Киллиан с недоверием уставился на длинную тонкую трубку. Попытался принюхаться, но запах трав щекотал ноздри, не давая расслышать более тонкие ароматы.
— Это — калюмет*, дар Великого Духа. То, что поможет твоей душе поговорить с богами.
— Мой Бог меня не слышит, — скорее по привычке, чем по необходимости рассеянно ответил Киллиан, беря трубку в руки.
— Может, потому что ты недостаточно громко говоришь? — хитро улыбнулся Золотой Ястреб, откидываясь на стену и продолжая следить за Киллианом.
Сладковатый, густой дым заполнил лёгкие, а в голове приятно зашумело. Передав трубку вождю, Киллиан сбросил одеяло под ноги и глубоко вздохнул.
— Слушай себя, — донёсся как сквозь вату голос вождя. — Слушай и смотри.
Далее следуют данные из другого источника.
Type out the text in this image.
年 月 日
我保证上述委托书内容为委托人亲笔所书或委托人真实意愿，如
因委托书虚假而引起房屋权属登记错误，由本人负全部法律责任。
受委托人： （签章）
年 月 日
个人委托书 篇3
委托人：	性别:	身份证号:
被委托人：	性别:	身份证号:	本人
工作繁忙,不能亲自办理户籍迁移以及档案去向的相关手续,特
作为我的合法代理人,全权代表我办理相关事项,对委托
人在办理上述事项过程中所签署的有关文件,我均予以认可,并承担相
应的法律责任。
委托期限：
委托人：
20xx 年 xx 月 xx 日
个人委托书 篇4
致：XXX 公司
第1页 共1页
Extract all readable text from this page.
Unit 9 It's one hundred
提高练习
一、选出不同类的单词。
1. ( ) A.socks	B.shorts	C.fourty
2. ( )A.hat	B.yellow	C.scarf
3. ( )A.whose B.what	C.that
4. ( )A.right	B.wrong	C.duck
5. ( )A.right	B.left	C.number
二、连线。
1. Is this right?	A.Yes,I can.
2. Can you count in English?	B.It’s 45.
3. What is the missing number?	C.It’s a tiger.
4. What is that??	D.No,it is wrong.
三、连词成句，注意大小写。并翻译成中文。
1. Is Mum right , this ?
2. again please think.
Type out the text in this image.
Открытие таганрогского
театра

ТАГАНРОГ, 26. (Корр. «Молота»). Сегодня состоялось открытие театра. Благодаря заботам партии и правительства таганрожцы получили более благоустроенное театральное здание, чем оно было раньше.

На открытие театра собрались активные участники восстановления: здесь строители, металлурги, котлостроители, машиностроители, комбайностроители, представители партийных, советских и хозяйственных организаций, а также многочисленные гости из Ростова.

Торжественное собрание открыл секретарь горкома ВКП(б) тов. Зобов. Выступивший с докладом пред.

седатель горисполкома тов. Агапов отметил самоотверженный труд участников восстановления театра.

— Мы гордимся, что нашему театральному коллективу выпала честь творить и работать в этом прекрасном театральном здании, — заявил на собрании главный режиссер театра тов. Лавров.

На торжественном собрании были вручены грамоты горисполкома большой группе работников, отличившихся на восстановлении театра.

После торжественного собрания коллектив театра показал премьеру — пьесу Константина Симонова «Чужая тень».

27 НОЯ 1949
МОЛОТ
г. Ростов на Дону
Новая порция дыма затопила разум, и Киллиан прикрыл глаза, расслабляясь, послушно открывая сознание. Ему стало интересно: каким образом табак и баня могут помочь забыть прошлое. Хотелось рассмеяться и крикнуть индейцу, что их хвалёные обряды — первобытный бред, когда перед глазами вдруг начали появляться картины. Размытые, туманные, но узнаваемые.
Он снова шёл к дому, и заиндевелая трава похрустывала, ломаясь, под ногами. Но сейчас воспоминание о том дне, самом страшном в его жизни, не приносило ожидаемой боли. Он словно смотрел со стороны, как на старую, выцветшую фотокарточку, глядя на Мэренн. Голос Золотого Ястреба звучал всё глуше, прося рассказать, и Киллиан сам не понял, как начал говорить, широко распахнув глаза, ничего не видя перед собой, заглядывая в саму глубь души.
— Ты ничем не мог им помочь, — донёсся далёкий голос.
— Мог! — зло выкрикнул Киллиан. — Мог! Приди я на час раньше, и всё было бы по-другому!
— И ты лежал бы рядом с ними, — грустно ответил голос. — Кому стало бы от этого легче?
— Мне, — прошептал Киллиан, крепко жмурясь, надеясь, что видения пропадут. Но они стали объёмнее, ярче. — Мне бы стало легче, — повторил он еле слышно.
Раздалось шипение, и новые клубы пара взвились к потолку. Киллиан снова и снова спускал крючок, опуская на пол мёртвого сына, чувствуя, что с каждым новым выстрелом взрывается всё внутри, скручиваясь горьким комом. Слёзы текли по лицу, смешиваясь с потом, и дыхание стало резким, прерывистым. Он не мог отпустить этого, не мог себя простить.
— Лучше бы я нашёл его мёртвым! — измученно прошептал он, пряча лицо в ладонях.